7.4 Special Aspects in Trauma Intensive Care

Patients with traumatic brain injury (TBI), severe trauma, and multiple injuries are usually incapable of providing detailed information regarding the circumstances of the accident and their own personal medical history. Thus, additional injuries as well as concomitant pre-existing diseases and regular medication will remain unknown during the early posttraumatic phase and can be overlooked if information is not gathered from relatives and the treating general practitioner.

7.4.1 Hemorrhage

During the early posttraumatic phase, longstanding ­volume deficit and the hypovolemic-hemorrhagic shock are the most deleterious alterations that ­determine ­subsequent development and incidence of potentially ­devastating consequences. The most prominent pathophysiologic consequence is microcirculatory impairment, resulting from hypovolemia and subsequent sympathic-adrenergic precapillary vasoconstriction. These changes are accompanied by nitric oxide-­induced vasodilation that in turn causes shunts and impairs nutritive capillary perfusion, explaining heterogenous capillary perfusion. As a consequence, impaired organ perfusion with evolving tissue acidosis and lactate production with sustained increase in endothelial permeability will aggravate the underlying condition as a result of progressive edema formation. In case of persisting ischemia, degradation of energetically rich phosphates in conjunction with free oxygen radical induced mitochondrial damage will result in irreversible structural and functional cell injury. The degree of the damage strongly depends on the extent and duration of the underlying hypovolemia. Reperfusion injury resulting from restored perfusion is feared for its generation of highly toxic free oxygen radicals. These, in turn, are known to damage cell membranes by peroxidation of cell membrane lipids, accounting for resulting vasoplegia and swelling.

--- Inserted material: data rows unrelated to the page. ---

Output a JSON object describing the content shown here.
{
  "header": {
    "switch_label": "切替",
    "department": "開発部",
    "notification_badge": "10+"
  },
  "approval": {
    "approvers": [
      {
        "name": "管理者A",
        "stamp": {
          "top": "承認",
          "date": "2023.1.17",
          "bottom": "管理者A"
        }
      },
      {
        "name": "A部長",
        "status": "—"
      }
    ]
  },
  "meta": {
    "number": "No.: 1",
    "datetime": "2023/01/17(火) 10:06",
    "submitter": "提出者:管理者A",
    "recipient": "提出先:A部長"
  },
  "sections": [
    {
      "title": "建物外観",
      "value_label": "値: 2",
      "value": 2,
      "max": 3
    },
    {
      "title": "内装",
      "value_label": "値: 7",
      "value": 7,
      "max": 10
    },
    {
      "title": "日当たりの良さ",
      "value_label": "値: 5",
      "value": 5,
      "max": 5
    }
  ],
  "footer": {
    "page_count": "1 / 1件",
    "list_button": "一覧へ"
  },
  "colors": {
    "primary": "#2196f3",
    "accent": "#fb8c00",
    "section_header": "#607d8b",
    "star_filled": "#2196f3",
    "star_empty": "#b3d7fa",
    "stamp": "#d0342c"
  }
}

The criteria defining diagnosis of hemorrhagic shock have been refined over the years. The early definition of hemorrhagic shock consisting of a lost blood volume of 1–2 l [15] was substituted by the systolic blood pressure <90 mmHg [16] and the vital parameters were used to estimate prognosis [17]. Based on the observation that the cardiovascular system is able to maintain an adequate systolic pressure by a compensatory increase in heart rate despite a progressive volume loss, the so-called shock index was introduced [18]. The shock index consists of an easy-to-calculate formula dividing systolic blood pressure by heart rate. A shock index <1 is highly suggestive of hemodynamic instability resulting from hypovolemia. In addition to the absolute values, duration of shock is also of crucial importance. In this context, a threshold of 70 min appears to be clinically relevant [19, 20]. Additional predictive factors are heart and breathing frequency upon admission to the hospital [2123]. Especially in younger patients with well preserved compensation mechanisms macrocirculation (blood pressure, heart frequency, filling pressures) may appear “normal” although microcirculation still is impaired (i.e. serum lactate concentrations 12 hours after admission). This condition is referred to as “occult” hypoperfusion and is accompanied by an increase in infectious and other complications [2425].

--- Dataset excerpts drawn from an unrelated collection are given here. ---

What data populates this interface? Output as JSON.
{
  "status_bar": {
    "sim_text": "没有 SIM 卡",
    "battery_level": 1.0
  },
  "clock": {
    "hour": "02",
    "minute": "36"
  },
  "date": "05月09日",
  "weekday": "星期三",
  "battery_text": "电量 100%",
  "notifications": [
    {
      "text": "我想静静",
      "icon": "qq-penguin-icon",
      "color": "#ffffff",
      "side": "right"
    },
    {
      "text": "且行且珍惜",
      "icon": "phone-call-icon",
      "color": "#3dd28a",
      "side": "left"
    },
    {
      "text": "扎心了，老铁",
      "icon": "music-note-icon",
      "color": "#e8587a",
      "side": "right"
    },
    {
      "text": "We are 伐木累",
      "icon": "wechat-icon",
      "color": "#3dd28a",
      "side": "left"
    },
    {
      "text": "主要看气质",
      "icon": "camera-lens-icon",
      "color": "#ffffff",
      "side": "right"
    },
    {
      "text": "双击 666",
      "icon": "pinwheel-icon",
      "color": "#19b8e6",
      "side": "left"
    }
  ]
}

Diuresis can also be used as a parameter to estimate volume depletion, provided urine production and urine release are not hampered by pre-existing renal disease and injuries to the urinary tract system.

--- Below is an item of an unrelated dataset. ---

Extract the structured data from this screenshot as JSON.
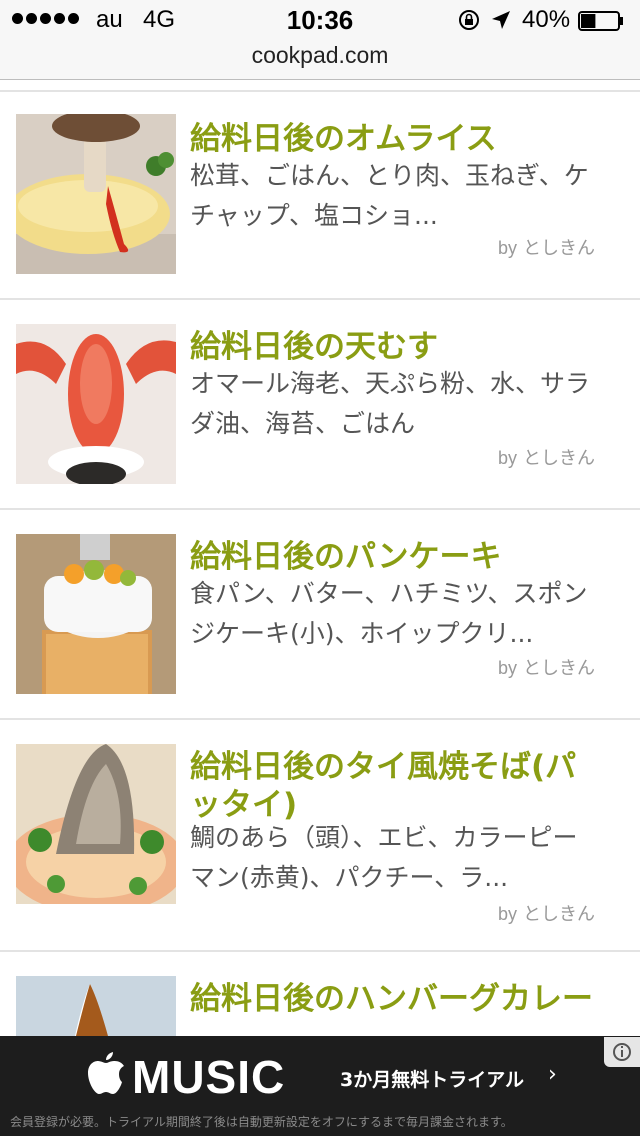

The overall accepted goal is to swiftly restore sufficient circulation, maintain hemodynamic stability by improving organ perfusion and microcirculation using volume administration via large bore catheters, and by reducing further temperature loss. The primary goal is quantitative restoration guided by hemodynamic parameters, restoration of peripheral perfusion, restitution of sufficient diuresis (0.5–1 ml/kg body weight, >2 ml/kg body weight in case of rhabdomyolysis, that is, creatin kinase (CK) >5,000 IU/ml), and reduction or normalization of arterial lactate, pH, and base excess values. In this context, lactate >2.5 mmol/l and ­negative base excess that has a higher negativity than – 8 mmol/l represent important threshold values of acidosis (pH  <  7.2), and negative base excess values were shown to significantly predict outcome in traumatized patients [26].

Because low pH values did not unanimously correlate with the outcome, pH alone should not be used as a basis to limit therapeutic interventions. Predictive sensitivity is increased by the presence of other factors such as blood loss, hypothermia, increased lactate levels with negative base excess, and coagulopathy.

Perhaps more important than the absolute values is how long it takes to normalize lactacidosis and negative base excess during adequate treatment consisting of volume management, hemodynamic support, and rewarming. Persisting negative base excess and lactacidosis exceeding 24 h is clearly associated with significantly increased morbidity and mortality [24, 27]. Lactate-guided volume management was associated with significant reduction in mortality despite absence of improved signs of vasopressor-driven hemodynamic stabilization determined by measurements using the pulmonary artery catheter [24, 28].

7.4.2 Hypovolemia and Management of Hypovolemic/Hemorrhagic Shock

Qualitative volume replacement consists of substituting oxygen carriers (hemoglobin), factors of hemostasis (plasmatic coagulation factors, platelets), and correcting existing intravascular volume depletion. While a hemoglobin target of 9–10 g/dl had been targeted for many years, a lower hemoglobin count of approximately 7 g/dl was shown to improve outcome [29]. In this context, bedside point of care analysis of hemoglobin as well as glucose and lactate have significantly influenced morbidity and mortality and have reduced the number of resources consumed [30].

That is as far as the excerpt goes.